Completed

September 2013 - September 2016

Can removing copper from the retina prevent sight loss in diabetes?

Research Details

  • Type of funding: PhD Studentship
  • Grant Holder: Prof Paul Bishop
  • Region: North West
  • Institute: University of Manchester
  • Priority: Prevention

Overview

Diabetic retinopathy is a major complication of diabetes. It affects the blood supply to light-sensitive layer at the back of the eye (the retina). High blood sugar damages the blood vessels over time and can eventually cause sight loss or blindness.

Diabetes also causes complications in the heart, kidneys and nerves. Past research has shown that these organs develop an excess build-up of a toxic form of the metal copper. But the research team has found that a drug called trientine can remove excess copper and can slow down, or even reverse, complications from diabetes. Trientine is already used to treat Wilson’s disease.

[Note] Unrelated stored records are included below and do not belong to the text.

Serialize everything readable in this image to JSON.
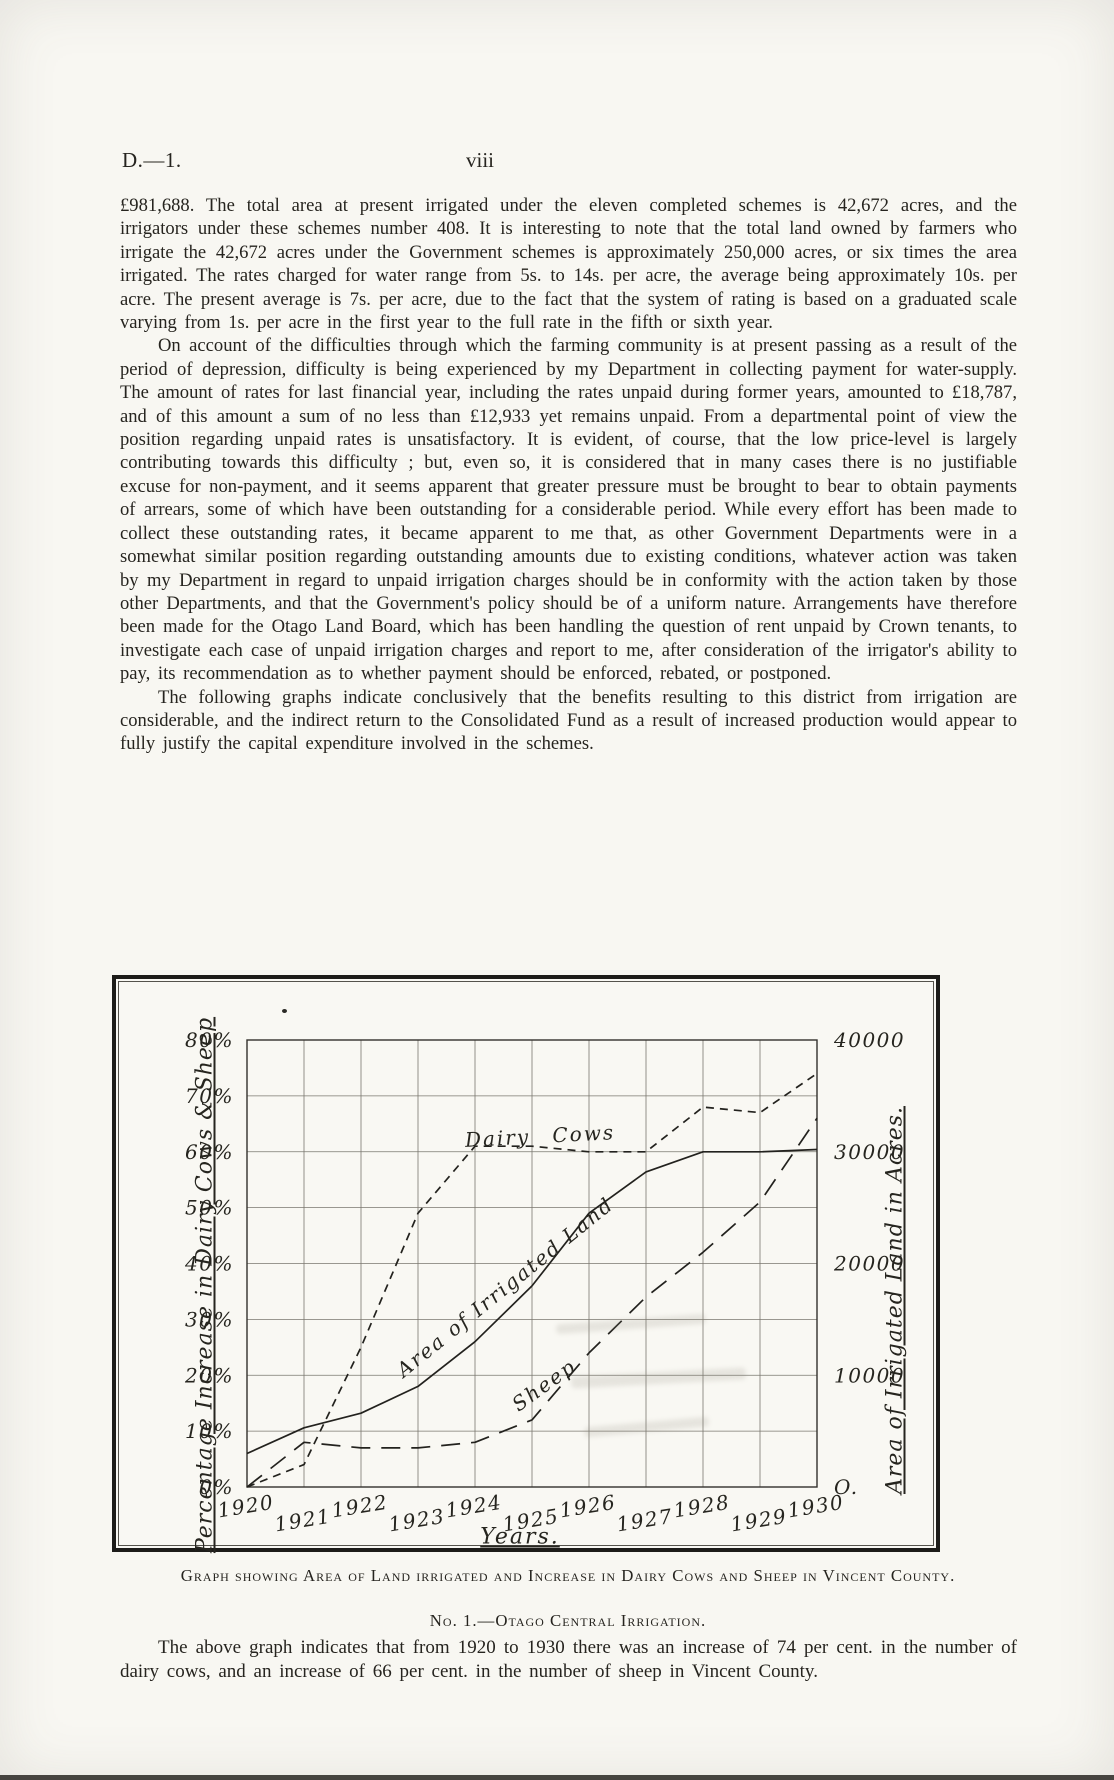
{
  "page": {
    "doc_ref": "D.—1.",
    "page_number": "viii"
  },
  "body": {
    "paragraph1": "£981,688.  The total area at present irrigated under the eleven completed schemes is 42,672 acres, and the irrigators under these schemes number 408.  It is interesting to note that the total land owned by farmers who irrigate the 42,672 acres under the Government schemes is approximately 250,000 acres, or six times the area irrigated.  The rates charged for water range from 5s. to 14s. per acre, the average being approximately 10s. per acre.  The present average is 7s. per acre, due to the fact that the system of rating is based on a graduated scale varying from 1s. per acre in the first year to the full rate in the fifth or sixth year.",
    "paragraph2": "On account of the difficulties through which the farming community is at present passing as a result of the period of depression, difficulty is being experienced by my Department in collecting payment for water-supply.  The amount of rates for last financial year, including the rates unpaid during former years, amounted to £18,787, and of this amount a sum of no less than £12,933 yet remains unpaid.  From a departmental point of view the position regarding unpaid rates is unsatisfactory.  It is evident, of course, that the low price-level is largely contributing towards this difficulty ;  but, even so, it is considered that in many cases there is no justifiable excuse for non-payment, and it seems apparent that greater pressure must be brought to bear to obtain payments of arrears, some of which have been outstanding for a considerable period.  While every effort has been made to collect these outstanding rates, it became apparent to me that, as other Government Departments were in a somewhat similar position regarding outstanding amounts due to existing conditions, whatever action was taken by my Department in regard to unpaid irrigation charges should be in conformity with the action taken by those other Departments, and that the Government's policy should be of a uniform nature.  Arrangements have therefore been made for the Otago Land Board, which has been handling the question of rent unpaid by Crown tenants, to investigate each case of unpaid irrigation charges and report to me, after consideration of the irrigator's ability to pay, its recommendation as to whether payment should be enforced, rebated, or postponed.",
    "paragraph3": "The following graphs indicate conclusively that the benefits resulting to this district from irrigation are considerable, and the indirect return to the Consolidated Fund as a result of increased production would appear to fully justify the capital expenditure involved in the schemes."
  },
  "figure": {
    "caption": "Graph showing Area of Land irrigated and Increase in Dairy Cows and Sheep in Vincent County.",
    "figure_number": "No. 1.—Otago Central Irrigation."
  },
  "closing": {
    "paragraph": "The above graph indicates that from 1920 to 1930 there was an increase of 74 per cent. in the number of dairy cows, and an increase of 66 per cent. in the number of sheep in Vincent County."
  },
  "chart_data": {
    "type": "line",
    "title": "Graph showing Area of Land irrigated and Increase in Dairy Cows and Sheep in Vincent County",
    "grid": true,
    "legend_position": "labels-on-curves",
    "x_axis": {
      "label": "Years.",
      "ticks": [
        "1920",
        "1921",
        "1922",
        "1923",
        "1924",
        "1925",
        "1926",
        "1927",
        "1928",
        "1929",
        "1930"
      ]
    },
    "left_axis": {
      "label": "Percentage Increase in Dairy Cows & Sheep",
      "unit": "percent",
      "range": [
        0,
        80
      ],
      "ticks": [
        "80%",
        "70%",
        "60%",
        "50%",
        "40%",
        "30%",
        "20%",
        "10%",
        "0%"
      ]
    },
    "right_axis": {
      "label": "Area of Irrigated Land in Acres.",
      "unit": "acres",
      "range": [
        0,
        40000
      ],
      "ticks": [
        "40000",
        "30000",
        "20000",
        "10000",
        "O."
      ]
    },
    "series": [
      {
        "name": "Dairy Cows",
        "axis": "left",
        "line_style": "short-dash",
        "values": [
          0,
          4,
          25,
          49,
          61,
          61,
          60,
          60,
          68,
          67,
          74
        ]
      },
      {
        "name": "Sheep",
        "axis": "left",
        "line_style": "long-dash",
        "values": [
          0,
          8,
          7,
          7,
          8,
          12,
          24,
          34,
          42,
          51,
          66
        ]
      },
      {
        "name": "Area of Irrigated Land",
        "axis": "right",
        "line_style": "solid",
        "values": [
          3000,
          5300,
          6600,
          9000,
          13000,
          18000,
          24500,
          28200,
          30000,
          30000,
          30200
        ]
      }
    ]
  },
  "colors": {
    "paper": "#f8f7f2",
    "ink": "#26241f"
  }
}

So in this study the team is finding out whether there is excess copper in the retina and its blood supply in diabetes, whether it is important in diabetic retinopathy and what effect treatment with trientine has on the condition’s progress.

They are working with diabetic rats and with eye-tissue from human donors for now. But if trientine works, this study will pave the way for future clinical trials with a drug that has already proved safe enough to use in another condition. There have also been Phase I and Phase II clinical trials of the drug in people with diabetes and it has had some success in treating diabetic heart complications.


  • Scientific summary

    Does copper(II) overload contribute to the pathology of diabetic retinopathy?

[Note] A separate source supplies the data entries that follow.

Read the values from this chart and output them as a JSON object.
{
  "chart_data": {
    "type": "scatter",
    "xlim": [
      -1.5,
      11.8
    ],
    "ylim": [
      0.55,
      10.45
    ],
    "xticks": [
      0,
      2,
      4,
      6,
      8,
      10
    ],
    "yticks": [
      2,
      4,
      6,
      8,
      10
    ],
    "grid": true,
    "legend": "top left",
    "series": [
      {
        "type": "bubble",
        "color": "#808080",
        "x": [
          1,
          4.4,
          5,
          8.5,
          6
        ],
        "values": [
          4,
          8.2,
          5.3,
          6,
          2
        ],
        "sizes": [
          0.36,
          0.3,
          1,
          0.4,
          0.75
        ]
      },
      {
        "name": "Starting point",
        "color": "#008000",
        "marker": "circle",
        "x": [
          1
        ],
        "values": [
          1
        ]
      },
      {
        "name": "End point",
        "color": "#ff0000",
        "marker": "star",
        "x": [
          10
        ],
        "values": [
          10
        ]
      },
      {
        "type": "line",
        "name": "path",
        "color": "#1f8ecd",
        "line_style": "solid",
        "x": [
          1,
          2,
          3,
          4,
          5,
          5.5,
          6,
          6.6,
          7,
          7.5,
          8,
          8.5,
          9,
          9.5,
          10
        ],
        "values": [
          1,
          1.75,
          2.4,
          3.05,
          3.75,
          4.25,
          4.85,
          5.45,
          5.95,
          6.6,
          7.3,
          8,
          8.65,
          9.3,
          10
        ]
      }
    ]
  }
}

    There is clear evidence for an excess of copper(II) in diabetic tissues. This excess copper(II) is thought to be loosely bound to the extracellular matrix in diabetic tissues through interactions with advanced glycation end products (AGEs). The loosely bound copper(II) is redox active resulting in oxidative stress and tissue damage. Furthermore, it drives the production of more AGE and alters intracellular copper homeostasis.

    The copper(II) specific chelator trientine (which is used to treat Wilson’s disease) can remove the excess copper(II) from diabetic tissues including the heart, kidney and nerves resulting in decreased oxidative stress, normalisation of biochemical pathways implicated in diabetic complications, prevention of progression of complications and even, in some instances, reversal of complications. Here the team is investigating whether there is also excess copper(II) in the retinal vasculature and neuroretina leading to perturbed biochemistry and tissue damage, and whether this can be prevented with trientine treatment.

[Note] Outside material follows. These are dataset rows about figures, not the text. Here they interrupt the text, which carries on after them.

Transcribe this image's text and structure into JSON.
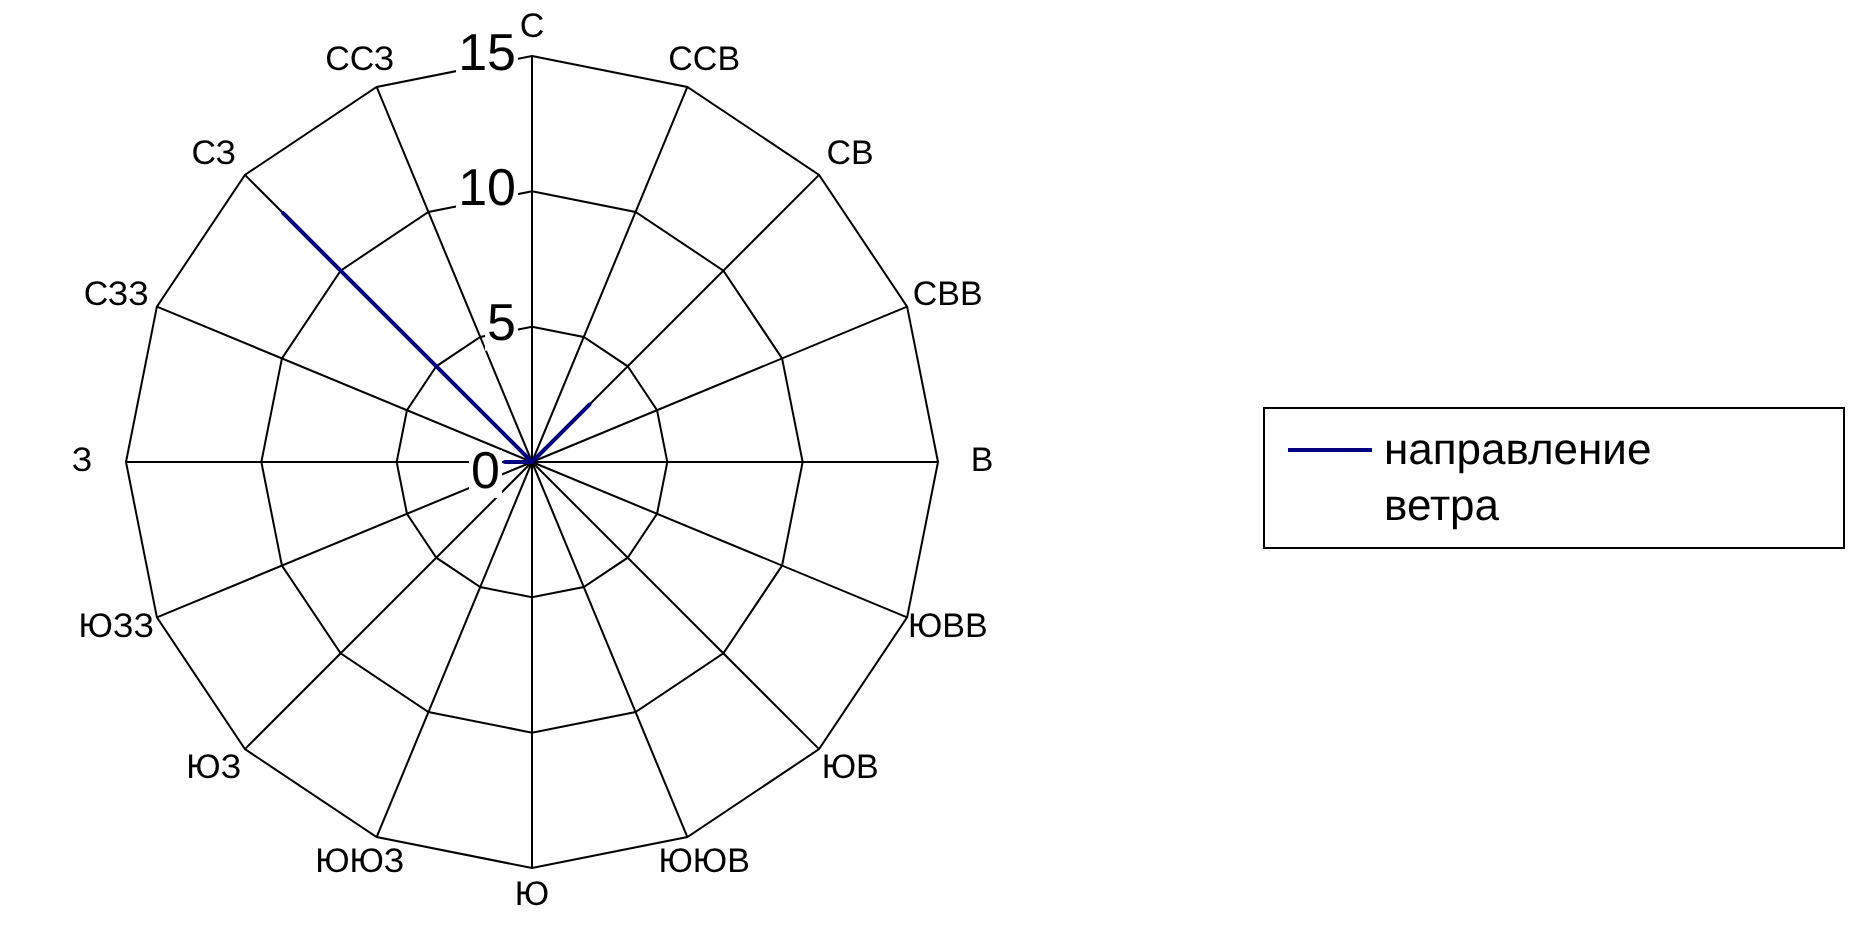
{
  "chart_data": {
    "type": "radar",
    "categories": [
      "С",
      "ССВ",
      "СВ",
      "СВВ",
      "В",
      "ЮВВ",
      "ЮВ",
      "ЮЮВ",
      "Ю",
      "ЮЮЗ",
      "ЮЗ",
      "ЮЗЗ",
      "З",
      "СЗЗ",
      "СЗ",
      "ССЗ"
    ],
    "series": [
      {
        "name": "направление ветра",
        "color": "#000080",
        "values": [
          0,
          0,
          3,
          0,
          0,
          0,
          0,
          0,
          0,
          0,
          0,
          0,
          1,
          0,
          13,
          0
        ]
      }
    ],
    "ylim": [
      0,
      15
    ],
    "yticks": [
      0,
      5,
      10,
      15
    ],
    "grid": true,
    "legend": "right"
  }
}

    The levels of loosely bound copper(II) and AGE in isolated retinal vasculature and whole retina from diabetic rats and human post-mortem eye tissue are being measured using mass spectrometry. The streptozoticin rat model of diabetes is being used to determine whether trientine treatment can prevent damage to the retinal vasculature and neuroretina. The readouts for these studies are leakage from the retinal vasculature and the formation of acellular capillaries, along with biochemical markers of diabetes mediated damage. This work could pave the way for clinical trials of trientine for diabetic retinopathy.